Вон сколько сразу красивых оправданий
для выпивки, непротивления питейному злу, хотя в тысячах книг и брошюр
полностью разоблачены алкогольные веселье, «творческое вдохновение», в конце
концов всегда губившие тех, подчас очень талантливых, творцов, которые
прибегали к алкоголю как якобы стимулу творчества. В качестве «авторитетного»
свидетельства приведу процитированное в одной из статей журнала «Трезвость и
культура» двустишие спившегося поэта:
Я ранен навылет шампанского пробкой.
Мне в ад уже выписана командировка.
Примеров необратимого угасания
творческих возможностей, в буквальном смысле «погашенных», залитых алкоголем,
примеров трагических судеб самых талантливых людей, таких судеб, которые
одновременно стали немалыми, а иной раз, может быть, и невосполнимыми потерями
для человечества, достаточно много и в далекой, и в близкой истории.
Однажды в ходе лекции мне была
подброшена реплика-записка: ваша, мол, пропаганда воздержания от алкоголя будет
более действенной, когда какой-нибудь трезвенник напишет такую же гениальную
оперу, как «Борис Годунов». Шаг оппонентом был сделан явно непродуманный, что
позволило и мне, и аудитории тотчас усомниться, любит ли автор записки
Мусоргского и дорога ли ему вообще судьба русского и мирового искусства.
Оппоненту был задан вопрос: почему большинство произведений гениального
композитора завершались другими или так и остались неоконченными?
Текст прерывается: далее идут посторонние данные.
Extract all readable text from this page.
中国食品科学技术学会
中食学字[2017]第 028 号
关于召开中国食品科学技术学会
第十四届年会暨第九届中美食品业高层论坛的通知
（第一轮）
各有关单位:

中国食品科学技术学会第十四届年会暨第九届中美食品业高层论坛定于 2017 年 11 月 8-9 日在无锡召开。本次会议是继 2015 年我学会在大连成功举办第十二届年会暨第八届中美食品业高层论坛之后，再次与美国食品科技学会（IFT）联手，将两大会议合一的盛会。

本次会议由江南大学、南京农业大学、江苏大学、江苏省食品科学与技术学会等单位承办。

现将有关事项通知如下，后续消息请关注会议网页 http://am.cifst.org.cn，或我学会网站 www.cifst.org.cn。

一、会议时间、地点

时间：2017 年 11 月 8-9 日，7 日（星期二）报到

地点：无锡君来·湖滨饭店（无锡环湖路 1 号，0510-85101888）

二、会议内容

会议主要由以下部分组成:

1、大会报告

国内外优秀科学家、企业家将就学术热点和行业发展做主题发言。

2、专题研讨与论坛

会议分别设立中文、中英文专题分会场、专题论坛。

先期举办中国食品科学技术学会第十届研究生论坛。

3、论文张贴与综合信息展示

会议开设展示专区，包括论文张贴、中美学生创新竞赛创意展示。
Ныне благодаря миллионным тиражам книги
«Москва и москвичи» многим знаком краткий портретный очерк В. Гиляровского о
чудесном русском художнике Саврасове, пившем, как с горечью сообщает писатель,
запоями, продававшем по трешнице свои картины подворотным букинистам или
украшавшем за водку и обед стены отдельных кабинетов в трактирах. Страшный очерк.
Любому русскому с детства запала в душу саврасовская картина «Грачи
прилетели!». А сколько таких «грачей» навсегда, невозвратно... улетело?
И уж совсем кощунственны апелляции
защитников хмельного вдохновения к творческому опыту Сергея Есенина, который-де,
не будь алкоголиком, не написал бы гениальной поэмы «Черный человек». Сам-то
Есенин даже «под кабацкий звон гитары» мучился от сознания того, что «мог дать
не то, что дал, что (ему) давалось ради шутки». Поэт очень хорошо знал,
чувствовал и выразил — в том самом «Черном человеке»,— как «осыпает мозги
алкоголь». Но уж лучше бы он не имел личных впечатлений для этой метафоры,
сколь бы сильной художественно она ни была.
Конечно, и люди, зависимые от алкоголя,
способны к большим творческим достижениям. Отрицать это было бы и неверно, и
несправедливо. Но, с другой стороны, как с горечью писал Л. Н. Толстой (его
суждение в данном случае авторитетно, как ничье иное), «мы не знаем той степени
высоты, которой достигли бы люди пьющие и курящие, если бы они не пили и не
курили».
Обратимся еще и к признанию популярного
композитора Раймонда Паулса, очень ясно осветившего вопрос о соотношении
творчества, с одной стороны, и употребления алкоголя и табака — с другой. «Все
мы понимаем,— говорил он в беседе с корреспондентом молодежного еженедельника
«Собеседник»,— что каждая рюмка или сигарета, к примеру, постепенно отбирает те
силы и энергию, которых нам и так дано не беспредельно. В 27 лет я сделал,
считаю, очень важный шаг — совсем отказался от спиртного. Поверьте, не чувствую
себя от этого ни ущербным, ни каким-то уникумом. Это не мешает ни веселью, ни
общению с друзьями». «Не наложи я эти два «табу» — на табак и спиртное,— когда
мне еще не было тридцати,— категорически заявил композитор,— уверен, давно бы
уже выдохся. Гастроли, концерты, передачи, записи... Да и «муки творчества» —
это ведь тоже не просто красивые слова». Это суждения не дилетанта.